Shahzad Asif, Ni Yueli, Yang Yinfeng, Liu Wenjing, Teng Zhuoran, Bai Honggang, Liu Xiangjie, Sun Yijian, Xia Jiaojiao, Cui Kun, Duan Qiuxin, Xu Zhe, Zhang Jinshan, Yang Zhe, Zhang Qiao
Department of Biochemistry and Molecular Biology, School of Basic Medical Sciences, Kunming Medical University, Kunming, Yunnan, China.
Department of Clinical Laboratory, The Second Hospital of Jingzhou, Jingzhou, Hubei, China.
Mol Biomed. 2025 Dec 3;6(1):130. doi: 10.1186/s43556-025-00337-9.

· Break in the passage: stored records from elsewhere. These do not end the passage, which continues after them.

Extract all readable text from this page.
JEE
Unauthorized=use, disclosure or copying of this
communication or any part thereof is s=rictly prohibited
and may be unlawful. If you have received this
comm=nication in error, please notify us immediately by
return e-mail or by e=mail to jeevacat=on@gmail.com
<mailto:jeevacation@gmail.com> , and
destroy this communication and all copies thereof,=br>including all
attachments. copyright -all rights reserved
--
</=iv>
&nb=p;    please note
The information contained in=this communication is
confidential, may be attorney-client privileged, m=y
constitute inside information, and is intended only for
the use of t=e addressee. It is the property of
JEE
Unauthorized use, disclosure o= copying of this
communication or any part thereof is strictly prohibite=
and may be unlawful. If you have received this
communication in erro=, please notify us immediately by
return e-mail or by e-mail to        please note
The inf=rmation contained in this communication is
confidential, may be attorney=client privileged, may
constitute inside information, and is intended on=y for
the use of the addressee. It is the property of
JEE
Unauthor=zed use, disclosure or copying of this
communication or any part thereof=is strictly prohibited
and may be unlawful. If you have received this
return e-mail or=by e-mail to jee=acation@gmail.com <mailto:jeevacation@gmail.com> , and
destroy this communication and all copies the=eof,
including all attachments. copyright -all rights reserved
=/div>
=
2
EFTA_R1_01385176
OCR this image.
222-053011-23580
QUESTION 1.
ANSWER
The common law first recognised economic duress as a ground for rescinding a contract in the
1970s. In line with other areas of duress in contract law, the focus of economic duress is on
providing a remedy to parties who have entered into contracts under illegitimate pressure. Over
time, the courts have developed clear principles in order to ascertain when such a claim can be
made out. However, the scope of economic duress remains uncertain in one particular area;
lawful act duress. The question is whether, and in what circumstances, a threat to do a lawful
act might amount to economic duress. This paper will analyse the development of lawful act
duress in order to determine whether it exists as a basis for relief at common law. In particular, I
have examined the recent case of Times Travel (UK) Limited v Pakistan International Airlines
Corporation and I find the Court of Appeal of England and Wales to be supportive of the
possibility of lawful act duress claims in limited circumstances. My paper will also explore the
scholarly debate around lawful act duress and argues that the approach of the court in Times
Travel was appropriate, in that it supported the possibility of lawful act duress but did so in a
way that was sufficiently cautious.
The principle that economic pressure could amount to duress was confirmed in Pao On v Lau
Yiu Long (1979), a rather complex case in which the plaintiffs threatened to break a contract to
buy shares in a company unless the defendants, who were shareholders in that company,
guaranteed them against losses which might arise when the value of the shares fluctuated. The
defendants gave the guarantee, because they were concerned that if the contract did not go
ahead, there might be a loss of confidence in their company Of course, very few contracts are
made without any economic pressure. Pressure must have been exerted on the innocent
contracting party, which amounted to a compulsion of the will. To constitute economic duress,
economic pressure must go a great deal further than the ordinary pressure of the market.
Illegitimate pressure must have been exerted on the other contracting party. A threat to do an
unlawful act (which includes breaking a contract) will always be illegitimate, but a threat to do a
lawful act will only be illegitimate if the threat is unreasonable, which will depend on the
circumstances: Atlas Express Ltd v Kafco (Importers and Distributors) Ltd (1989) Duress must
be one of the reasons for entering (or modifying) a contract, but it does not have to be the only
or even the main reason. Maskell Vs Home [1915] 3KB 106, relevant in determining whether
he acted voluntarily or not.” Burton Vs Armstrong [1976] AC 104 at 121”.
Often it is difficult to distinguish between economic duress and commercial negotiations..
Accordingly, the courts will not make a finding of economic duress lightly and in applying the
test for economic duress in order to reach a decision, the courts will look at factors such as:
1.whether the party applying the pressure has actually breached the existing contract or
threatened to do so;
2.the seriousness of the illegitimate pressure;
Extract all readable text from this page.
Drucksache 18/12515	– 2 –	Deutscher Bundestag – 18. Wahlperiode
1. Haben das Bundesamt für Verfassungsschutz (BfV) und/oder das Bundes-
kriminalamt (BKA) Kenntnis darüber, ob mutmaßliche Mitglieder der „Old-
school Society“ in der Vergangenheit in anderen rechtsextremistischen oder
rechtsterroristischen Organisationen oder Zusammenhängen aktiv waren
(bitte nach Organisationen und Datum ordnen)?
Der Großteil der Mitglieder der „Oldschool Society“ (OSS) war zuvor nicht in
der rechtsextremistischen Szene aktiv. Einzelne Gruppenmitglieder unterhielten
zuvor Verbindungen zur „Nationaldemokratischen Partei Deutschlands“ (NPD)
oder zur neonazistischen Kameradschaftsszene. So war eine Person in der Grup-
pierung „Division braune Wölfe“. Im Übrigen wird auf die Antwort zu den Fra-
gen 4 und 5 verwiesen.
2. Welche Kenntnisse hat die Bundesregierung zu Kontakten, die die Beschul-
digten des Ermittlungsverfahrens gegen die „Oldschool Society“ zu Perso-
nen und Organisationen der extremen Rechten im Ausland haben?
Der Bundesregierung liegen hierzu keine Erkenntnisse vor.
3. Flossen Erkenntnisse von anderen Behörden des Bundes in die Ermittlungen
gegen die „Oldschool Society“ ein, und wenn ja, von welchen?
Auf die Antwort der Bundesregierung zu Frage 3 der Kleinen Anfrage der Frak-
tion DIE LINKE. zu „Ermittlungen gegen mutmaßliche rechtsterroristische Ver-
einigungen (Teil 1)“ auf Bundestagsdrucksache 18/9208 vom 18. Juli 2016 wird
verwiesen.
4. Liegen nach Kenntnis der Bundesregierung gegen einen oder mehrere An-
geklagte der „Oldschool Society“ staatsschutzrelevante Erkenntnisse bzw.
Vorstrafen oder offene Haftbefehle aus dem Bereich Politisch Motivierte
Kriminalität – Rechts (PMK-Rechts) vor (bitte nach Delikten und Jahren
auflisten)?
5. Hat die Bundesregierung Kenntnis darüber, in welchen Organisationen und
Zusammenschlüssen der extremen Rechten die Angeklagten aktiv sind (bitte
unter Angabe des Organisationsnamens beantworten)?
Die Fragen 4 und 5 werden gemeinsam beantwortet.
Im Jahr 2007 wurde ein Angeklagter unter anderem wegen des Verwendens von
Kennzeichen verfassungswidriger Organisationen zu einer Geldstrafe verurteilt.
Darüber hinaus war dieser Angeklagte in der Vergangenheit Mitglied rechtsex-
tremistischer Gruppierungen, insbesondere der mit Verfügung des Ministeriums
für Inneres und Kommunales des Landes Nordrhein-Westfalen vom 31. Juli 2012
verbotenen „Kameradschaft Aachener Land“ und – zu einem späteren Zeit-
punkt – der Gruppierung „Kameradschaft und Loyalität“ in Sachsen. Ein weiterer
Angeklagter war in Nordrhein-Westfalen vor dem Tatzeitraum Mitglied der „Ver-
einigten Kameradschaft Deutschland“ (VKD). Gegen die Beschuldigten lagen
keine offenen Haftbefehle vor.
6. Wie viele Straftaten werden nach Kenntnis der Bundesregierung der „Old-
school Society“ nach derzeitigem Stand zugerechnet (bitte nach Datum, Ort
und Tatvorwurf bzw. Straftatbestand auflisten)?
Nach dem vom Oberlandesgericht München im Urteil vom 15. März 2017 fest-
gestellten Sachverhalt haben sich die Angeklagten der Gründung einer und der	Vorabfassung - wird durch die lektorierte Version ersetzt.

Neutrophil extracellular traps (NETs) are web-like structures composed of DNA, histones, and antimicrobial proteins that extend the defensive repertoire of neutrophils beyond classical phagocytosis and degranulation. Initially considered solely antimicrobial, NETs are now recognized as dynamic regulators of immunity, inflammation, and tissue remodeling. Their formation is orchestrated by the generation of reactive oxygen species, neutrophil elastase-mediated chromatin remodeling, and peptidyl arginine deiminase 4-driven histone citrullination. At the same time, clearance involves DNase activity and macrophage-mediated phagocytosis. In physiological contexts, NETs immobilize and kill pathogens, restrict biofilm formation, and coordinate immune cell crosstalk, thereby supporting host defense and repair. However, when NET formation or clearance becomes dysregulated, these structures drive a broad spectrum of pathologies. Aberrant NET activity has been implicated in infectious diseases (bacterial, viral, fungal), autoimmune disorders such as systemic lupus erythematosus, ANCA-associated vasculitis, rheumatoid arthritis, Gout, and psoriasis, cardiovascular disorders including atherosclerosis, thrombosis, acute coronary syndrome, Myocardial ischemia/reperfusion injury, hypertension, atrial fibrillation, heart failure, and viral myocarditis, as well as cancer progression, metastasis, and other inflammation-associated disorders such as asthma, Alzheimer's disease, diabetes, and pregnancy-related complications. Advances in imaging, proteomics, and single-cell sequencing have expanded our ability to characterize NETs across contexts, revealing stimulus- and disease-specific heterogeneity. At the translational levels, therapies that inhibit NETs formation, promote their degradation, or regulate their release, including PAD4 and elastase inhibitors, DNase-based approaches, and antibody strategies, are under active investigation. By integrating these advances, this review provides a framework for translating NET biology into clinically relevant applications.